フットマッサージ付きのマッサージチェアにアロマキャンドル、高級チョコレートにシャンパン。まさにプリンセス。
「ひゃー、遅刻ギリギリ」
メイクもそこそこに髪も一つに束ねてシュシュで留めただけ。
「あれ、果菜さん、今日メイクずいぶんとナチュラルですね。元がきれいだからそれでもいいですけど、今日一番で並んでる患者さん、若いイケメンさんですよ。診察前にメイク直ししますか?」
若手ナースの知世ちゃんにからかわれる。
「そうだ。私、今日は眉毛忘れてないよね?」
知世ちゃんに向かって自分の眉を指差した。
前回寝坊して遅刻ギリギリだったときは何故か眉だけメイクを忘れてしまったことがあったから。
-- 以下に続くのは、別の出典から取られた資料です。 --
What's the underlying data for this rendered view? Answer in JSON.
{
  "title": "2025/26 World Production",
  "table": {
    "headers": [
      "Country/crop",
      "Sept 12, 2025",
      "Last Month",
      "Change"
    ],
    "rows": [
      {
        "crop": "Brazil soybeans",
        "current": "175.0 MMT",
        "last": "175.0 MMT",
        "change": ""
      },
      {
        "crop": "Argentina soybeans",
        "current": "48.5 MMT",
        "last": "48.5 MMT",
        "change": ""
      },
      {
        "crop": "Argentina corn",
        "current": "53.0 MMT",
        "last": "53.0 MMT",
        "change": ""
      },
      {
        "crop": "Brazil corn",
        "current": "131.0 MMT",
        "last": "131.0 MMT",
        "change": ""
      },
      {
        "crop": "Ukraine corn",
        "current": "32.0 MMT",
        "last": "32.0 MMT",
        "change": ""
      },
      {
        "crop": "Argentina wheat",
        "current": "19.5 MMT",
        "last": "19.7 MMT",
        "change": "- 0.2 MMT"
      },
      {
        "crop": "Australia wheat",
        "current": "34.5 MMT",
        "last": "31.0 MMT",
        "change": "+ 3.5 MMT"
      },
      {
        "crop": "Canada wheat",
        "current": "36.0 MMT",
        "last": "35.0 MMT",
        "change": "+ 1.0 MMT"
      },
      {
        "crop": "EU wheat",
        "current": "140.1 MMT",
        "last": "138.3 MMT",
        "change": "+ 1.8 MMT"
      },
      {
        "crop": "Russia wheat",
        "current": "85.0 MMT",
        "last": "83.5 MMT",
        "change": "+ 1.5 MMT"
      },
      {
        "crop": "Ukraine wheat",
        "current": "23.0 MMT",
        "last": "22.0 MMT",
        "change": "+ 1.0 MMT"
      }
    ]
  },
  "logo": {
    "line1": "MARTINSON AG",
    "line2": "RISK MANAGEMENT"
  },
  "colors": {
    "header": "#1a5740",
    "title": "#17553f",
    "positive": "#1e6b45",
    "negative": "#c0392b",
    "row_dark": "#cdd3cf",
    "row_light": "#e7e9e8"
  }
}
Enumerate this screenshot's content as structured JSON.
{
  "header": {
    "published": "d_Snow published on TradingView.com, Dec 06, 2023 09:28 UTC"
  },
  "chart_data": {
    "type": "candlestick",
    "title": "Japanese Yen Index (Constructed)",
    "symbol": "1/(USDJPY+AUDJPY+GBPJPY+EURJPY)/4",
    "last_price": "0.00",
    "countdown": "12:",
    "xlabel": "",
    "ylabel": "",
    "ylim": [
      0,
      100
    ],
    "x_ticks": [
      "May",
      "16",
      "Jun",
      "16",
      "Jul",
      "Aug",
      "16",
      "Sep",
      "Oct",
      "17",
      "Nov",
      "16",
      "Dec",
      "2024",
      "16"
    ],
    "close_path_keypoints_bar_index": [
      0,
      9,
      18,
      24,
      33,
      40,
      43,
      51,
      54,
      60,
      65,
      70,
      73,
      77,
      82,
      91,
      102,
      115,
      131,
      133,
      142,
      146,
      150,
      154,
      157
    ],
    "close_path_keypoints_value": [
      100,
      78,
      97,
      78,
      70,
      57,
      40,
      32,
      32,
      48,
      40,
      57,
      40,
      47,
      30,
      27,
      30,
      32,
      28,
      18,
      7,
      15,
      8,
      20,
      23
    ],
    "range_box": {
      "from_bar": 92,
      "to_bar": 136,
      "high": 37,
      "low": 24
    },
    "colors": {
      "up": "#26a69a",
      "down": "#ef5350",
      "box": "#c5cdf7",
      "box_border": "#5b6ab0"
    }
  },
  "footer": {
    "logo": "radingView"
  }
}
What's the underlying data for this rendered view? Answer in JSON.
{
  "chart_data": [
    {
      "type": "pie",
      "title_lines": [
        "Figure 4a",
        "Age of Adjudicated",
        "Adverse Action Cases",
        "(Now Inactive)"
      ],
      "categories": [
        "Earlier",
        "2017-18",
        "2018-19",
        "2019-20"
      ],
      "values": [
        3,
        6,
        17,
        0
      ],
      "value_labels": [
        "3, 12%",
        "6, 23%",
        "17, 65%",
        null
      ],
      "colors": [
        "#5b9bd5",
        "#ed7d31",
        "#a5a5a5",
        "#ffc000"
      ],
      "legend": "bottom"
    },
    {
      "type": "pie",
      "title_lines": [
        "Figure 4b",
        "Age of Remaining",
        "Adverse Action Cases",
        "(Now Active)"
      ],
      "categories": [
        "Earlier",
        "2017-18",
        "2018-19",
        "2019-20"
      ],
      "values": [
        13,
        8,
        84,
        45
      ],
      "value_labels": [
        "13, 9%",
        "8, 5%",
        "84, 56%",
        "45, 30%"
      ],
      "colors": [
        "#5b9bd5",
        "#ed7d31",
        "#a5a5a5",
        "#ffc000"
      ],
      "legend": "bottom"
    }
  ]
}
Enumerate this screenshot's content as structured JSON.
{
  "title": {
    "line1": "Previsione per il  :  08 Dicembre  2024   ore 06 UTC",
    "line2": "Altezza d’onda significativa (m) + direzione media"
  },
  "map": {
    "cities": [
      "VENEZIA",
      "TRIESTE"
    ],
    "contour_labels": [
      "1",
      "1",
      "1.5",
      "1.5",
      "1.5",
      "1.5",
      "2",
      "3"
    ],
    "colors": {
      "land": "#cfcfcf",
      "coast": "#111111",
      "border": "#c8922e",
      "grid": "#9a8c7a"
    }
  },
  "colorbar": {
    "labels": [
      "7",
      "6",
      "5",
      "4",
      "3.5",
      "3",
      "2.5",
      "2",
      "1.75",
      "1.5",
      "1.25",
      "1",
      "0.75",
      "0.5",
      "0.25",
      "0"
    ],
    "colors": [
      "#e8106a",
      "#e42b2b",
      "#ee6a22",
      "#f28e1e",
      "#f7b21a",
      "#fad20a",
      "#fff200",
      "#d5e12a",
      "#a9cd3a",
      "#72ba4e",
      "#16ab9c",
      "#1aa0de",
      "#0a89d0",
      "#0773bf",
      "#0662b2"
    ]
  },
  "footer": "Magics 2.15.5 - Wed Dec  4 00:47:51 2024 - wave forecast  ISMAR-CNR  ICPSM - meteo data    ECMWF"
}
幸い私はすっぴんでも眉毛は薄い方ではないのでマロ眉になってしまうことはないのだけど、それでも、うすぼんやりとした印象になってしまう。
知世ちゃんはそれを思い出してプッと吹き出した。
「ハイ、眉毛はありますよ」
「も、眉毛があればいいや」
「ホントに果菜さんて自然体」
「はいはい、それ褒め言葉ってことにしとくー。私、今日は採血担当だったよね。今日も安心安全第一でがんばろう」
仕事にプライベートは持ち込まない。
私は自分の中のお仕事スイッチを入れた。